This month Surgeon General Jerome Adams issued an advisory that touted the lifesaving potential of naloxone, an opioid antagonist that reverses potentially fatal overdoses. He called for wider distribution of naloxone to opioid users, their relatives, and their close associates.
While that move is commendable, the surgeon general pulled his punches. He can and should go further by pressing the Food and Drug Administration to reclassify naloxone as an over‐the‐counter drug.
Naloxone, approved for use since 1971, works by blocking opioid receptors. It is an effective remedy that can be safely administered by laymen wth minimal training, using either a nasal spray (sold under the brand name Narcan) or an intramuscular auto‐injector (Evzio).
Adams cites research demonstrating that community‐based overdose education and naloxone distribution reduce overdose deaths and notes that first responders in most states and cities are now equipped with the drug. According to the U.S. Centers for Disease Control and Prevention, at least 26,500 overdoses were reversed by individuals without medical training between 1996 and 2014.
Since naloxone is available only by prescription, most states have developed work‐arounds that make obtaining it easier for opioid users and people close to them. That usually involves authorizing pharmacists to prescribe the drug or issuing a “standing order” that lets pharmacists distribute it without a patient‐specific prescription. The press often reports that such maneuvers make naloxone available “over the counter,” but that’s inaccurate, since pharmacists still serve as middlemen.
Because of the stigma associated with opioids, many users are reluctant to request naloxone from pharmacists, who in any case may be reluctant to prescribe it, believing they are “enabling” drug abusers. In six states and the District of Columbia, naloxone cannot be prescribed to third parties who know an opioid user.

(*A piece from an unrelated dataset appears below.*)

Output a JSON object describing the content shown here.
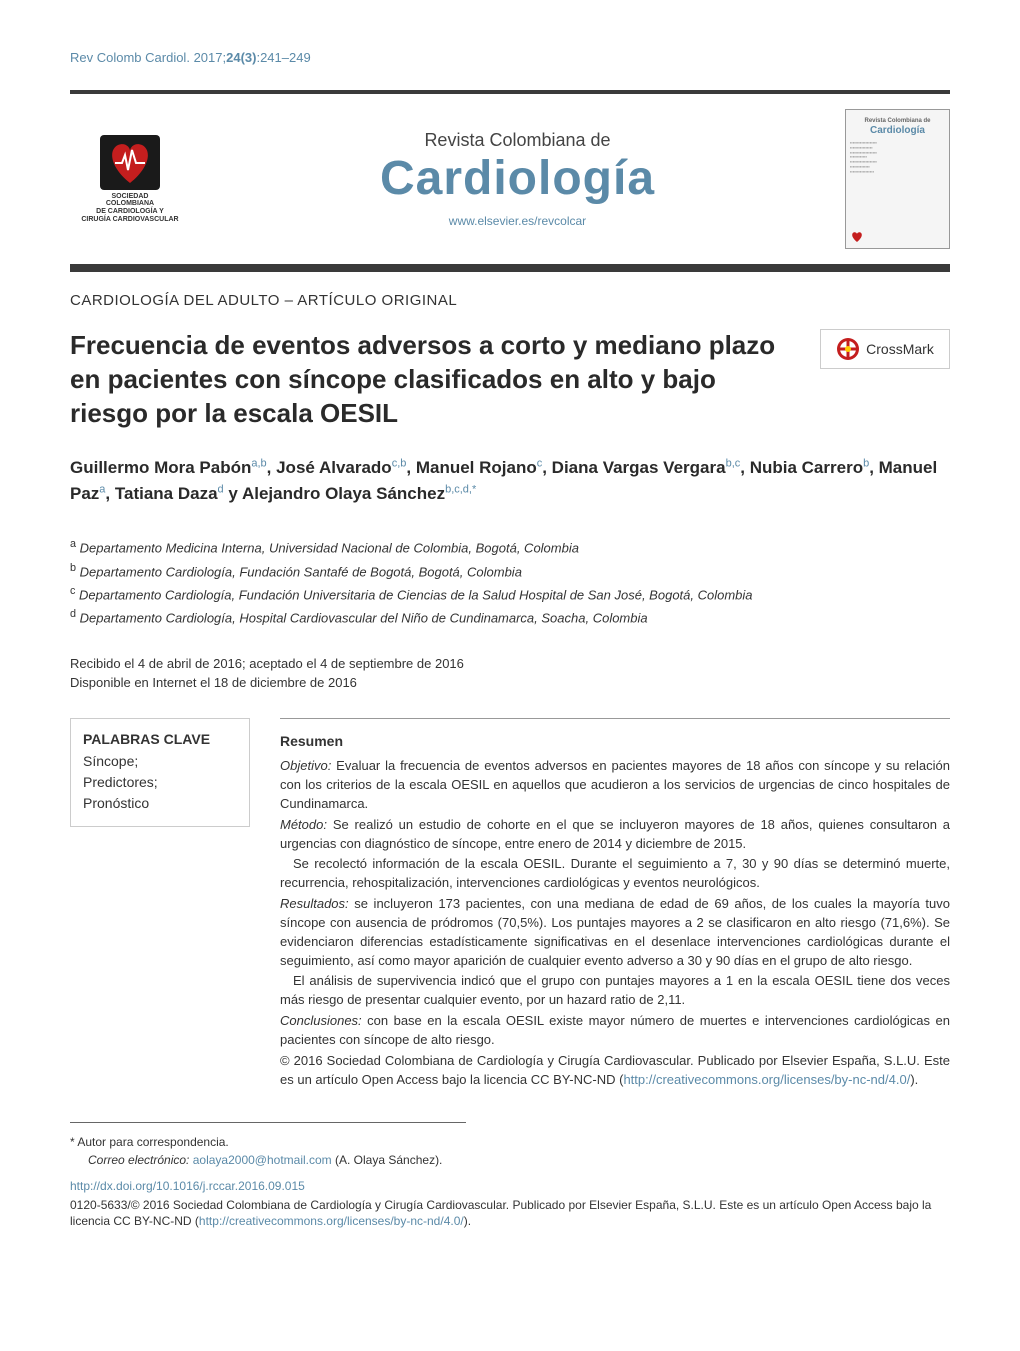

Recognizing these obstacles to naloxone distribution, Australia made it available over the counter in 2016, so it as easy to purchase as cold remedies or antacids. Medical and nonmedical opioid users can discreetly make a purchase and check out at the cash register without having to answer any questions or face scrutiny from a pharmacist. The drug has been sold over the counter in Italy for more than 20 years.
Some argue that wider distribution of naloxone creates a “moral hazard” by providing opioid abusers with a safety net, reducing their incentive to quit or seek treatment. They point to a recent working paper published by the National Bureau of Economic Research (NBER) that found “broadening naloxone access led to more opioid‐related emergency room visits and more opioid‐related theft, with no reduction in opioid‐related mortality.”
A 2017 NBER working paper, by contrast, found wider naloxone availability was associated with a reduction in opioid‐related deaths of 9 to 11 percent. A study reported last year in the journal Addictive Behavior found that drug consumption generally declined among heroin users after they were trained to use naloxone.
In any case, it is unethical to endanger the lives of some opioid users by impeding access to naloxone in the hope of discouraging others. Public policy should focus on saving the lives of the individuals in distress, regardless of how that may affect other people’s behavior.
Judging from an August 2016 blog post published by the FDA, at least some officials at the agency think it is reasonable to consider reclassifying naloxone as an OTC drug. FDA Deputy Director Karen Mahoney said the agency was ready to assist manufacturers in submitting applications for reclassification. For OTC status, manufacturers must first get approval of labeling and packaging information that can be understood by the general public. The FDA even created a draft label for OTC use to facilitate petitions for rescheduling.
New labeling is arguably unnecessary, since the Narcan nasal spray and the Evzio auto‐injector were specifically designed for use by the general public and have been used in the field for some time. It is even harder to understand why the FDA is waiting for manufacturers to request reclassification. FDA regulations authorize the agency’s commissioner, Scott Gottlieb, to order a rescheduling review. They also allow petitions from “any interested person,” not just drug manufacturers.
If Gottlieb is unwilling to order a review, the secretary of health and human services—or, if necessary, Congress—can make it happen. Even state legislatures or governors can formally request an FDA review.
The surgeon general’s naloxone advisory makes it obvious that he is an interested party as well. Because he thinks the antidote should be more widely deployed to reduce overdose deaths, Adams should formally ask Gottlieb to order an expedited review with the goal of making naloxone available over the counter as quickly as possible.